Each party shall indemnify, defend and hold the other party harmless from and against any and all losses, liabilities, damages, costs and obligations (or actions or claims in respect thereof) (including reasonable counsel fees), arising out of or based upon:

a. The indemnifying party’s breach of any representation, warranty or covenant contained in this Agreement;

b. The Purchased Assets.

8. Notices.

Any notice required or permitted by this Agreement shall be in writing and effectively delivered for all purposes if delivered personally, by overnight delivery service or by United States mail, certified mail, postage prepaid, return receipt requested and:

If directed to Seller: If directed to Buyer:

9. Brokers.

Buyer and Seller each warrants to the other that it has not engaged, consented to, or authorized any broker, investment banker, or other third party to act on its behalf, directly or indirectly, as a broker or finder in connection with the transactions contemplated by this Agreement and no such third party is entitled to any fee or compensation in connection with this Agreement or the transactions contemplated hereby by reason of any action of it.

10. Amendment and Modification.

This Agreement may be amended, modified or supplemented only by written agreement signed by the Party sought to be charged with an amendment.

11. Severability.

Any provision of this Agreement that shall be prohibited or unenforceable shall be deemed ineffective to the extent of such prohibition or unenforceability without invalidating the remaining provisions hereof.

12. Entire Agreement.

This Agreement sets forth all of the promises, covenants, agreements, conditions and undertakings between the parties hereto with respect to the subject matter hereof, and supersedes all prior and contemporaneous agreements and undertakings, inducements or conditions, express or implied, oral or written.

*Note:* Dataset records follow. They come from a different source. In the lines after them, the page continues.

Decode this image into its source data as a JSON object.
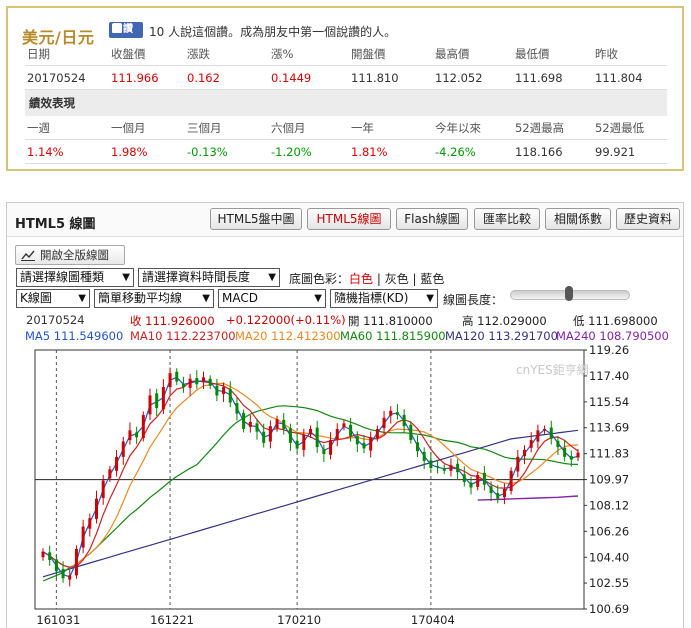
{
  "quote": {
    "title": "美元/日元",
    "like_label": "讚",
    "like_text": "10 人說這個讚。成為朋友中第一個說讚的人。",
    "headers1": [
      "日期",
      "收盤價",
      "漲跌",
      "漲%",
      "開盤價",
      "最高價",
      "最低價",
      "昨收"
    ],
    "values1": [
      "20170524",
      "111.966",
      "0.162",
      "0.1449",
      "111.810",
      "112.052",
      "111.698",
      "111.804"
    ],
    "section_title": "績效表現",
    "headers2": [
      "一週",
      "一個月",
      "三個月",
      "六個月",
      "一年",
      "今年以來",
      "52週最高",
      "52週最低"
    ],
    "values2": [
      "1.14%",
      "1.98%",
      "-0.13%",
      "-1.20%",
      "1.81%",
      "-4.26%",
      "118.166",
      "99.921"
    ]
  },
  "chart_panel": {
    "heading": "HTML5 線圖",
    "tabs": [
      "HTML5盤中圖",
      "HTML5線圖",
      "Flash線圖",
      "匯率比較",
      "相關係數",
      "歷史資料"
    ],
    "active_tab": "HTML5線圖",
    "expand_label": "開啟全版線圖",
    "selects": {
      "chart_type": "請選擇線圖種類",
      "period": "請選擇資料時間長度",
      "kline": "K線圖",
      "ma": "簡單移動平均線",
      "indicator": "MACD",
      "random": "隨機指標(KD)"
    },
    "bg_color_label": "底圖色彩：",
    "bg_options": [
      "白色",
      "灰色",
      "藍色"
    ],
    "line_length_label": "線圖長度：",
    "line_length_fraction": 0.55,
    "info": {
      "date": "20170524",
      "close": "收 111.926000",
      "change": "+0.122000(+0.11%)",
      "open": "開 111.810000",
      "high": "高 112.029000",
      "low": "低 111.698000",
      "ma5": "MA5 111.549600",
      "ma10": "MA10 112.223700",
      "ma20": "MA20 112.412300",
      "ma60": "MA60 111.815900",
      "ma120": "MA120 113.291700",
      "ma240": "MA240 108.790500"
    },
    "watermark": "cnYES鉅亨網",
    "colors": {
      "up": "#cc0000",
      "down": "#008800",
      "ma5": "#2255cc",
      "ma10": "#cc2222",
      "ma20": "#ee8822",
      "ma60": "#118811",
      "ma120": "#333388",
      "ma240": "#8822aa"
    }
  },
  "chart_data": {
    "type": "candlestick",
    "y_ticks": [
      "119.26",
      "117.40",
      "115.54",
      "113.69",
      "111.83",
      "109.97",
      "108.12",
      "106.26",
      "104.40",
      "102.55",
      "100.69"
    ],
    "ylim": [
      100.69,
      119.26
    ],
    "x_ticks": [
      "161031",
      "161221",
      "170210",
      "170404"
    ],
    "reference_line": 109.97,
    "close_path": [
      104.8,
      104.2,
      103.4,
      102.9,
      103.1,
      105.0,
      106.6,
      107.2,
      108.6,
      109.9,
      110.7,
      111.6,
      112.7,
      113.5,
      113.0,
      114.6,
      116.0,
      115.1,
      116.6,
      117.6,
      117.0,
      116.6,
      117.2,
      116.8,
      117.3,
      116.7,
      116.0,
      116.6,
      115.5,
      114.7,
      113.6,
      114.1,
      113.4,
      112.6,
      113.8,
      114.3,
      113.6,
      112.6,
      112.2,
      113.2,
      113.6,
      112.3,
      111.8,
      112.8,
      113.6,
      114.0,
      113.1,
      112.5,
      112.2,
      113.0,
      113.6,
      114.4,
      114.9,
      114.6,
      113.8,
      112.8,
      112.0,
      111.3,
      110.8,
      110.9,
      110.6,
      111.0,
      110.5,
      109.8,
      109.4,
      110.3,
      109.6,
      109.0,
      108.6,
      109.3,
      110.6,
      111.6,
      112.1,
      112.8,
      113.5,
      113.6,
      112.9,
      112.3,
      111.6,
      111.4,
      111.9
    ],
    "ma240_series": [
      108.5,
      108.55,
      108.6,
      108.65,
      108.7,
      108.79
    ]
  }
}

13. Governing Law and Arbitration.

Any controversy or claim arising out of or relating to this Agreement, or the breach thereof, shall be settled by arbitration administered by the American Arbitration Association in accordance with its Commercial Arbitration Rules and judgment on the award rendered by the arbitrator(s) may be entered in any court having jurisdiction thereof.
The place of arbitration shall be ____________ . The arbitration shall be governed by the laws of [INSERT STATE ]. Except as may be required by law, neither a party nor an arbitrator may disclose the existence, content, or results of any arbitration hereunder without the prior written consent of both parties. Parties understand that this Section means that, by agreeing to arbitrate, they waive their rights to sue in court and have a jury trial.

14. Counterparts.

This Agreement may be executed in one or more counterparts all of which when taken together constitute one and the same instruments. A signed counterpart is as binding as an original.

15. Headings.

The headings used in this Agreement are for convenience only and shall not be used to limit or construe the contents of any of the sections of this Agreement.

16. Binding Effect.

This Agreement shall be binding upon and inure to the benefit of the parties hereto, their successors and assigns.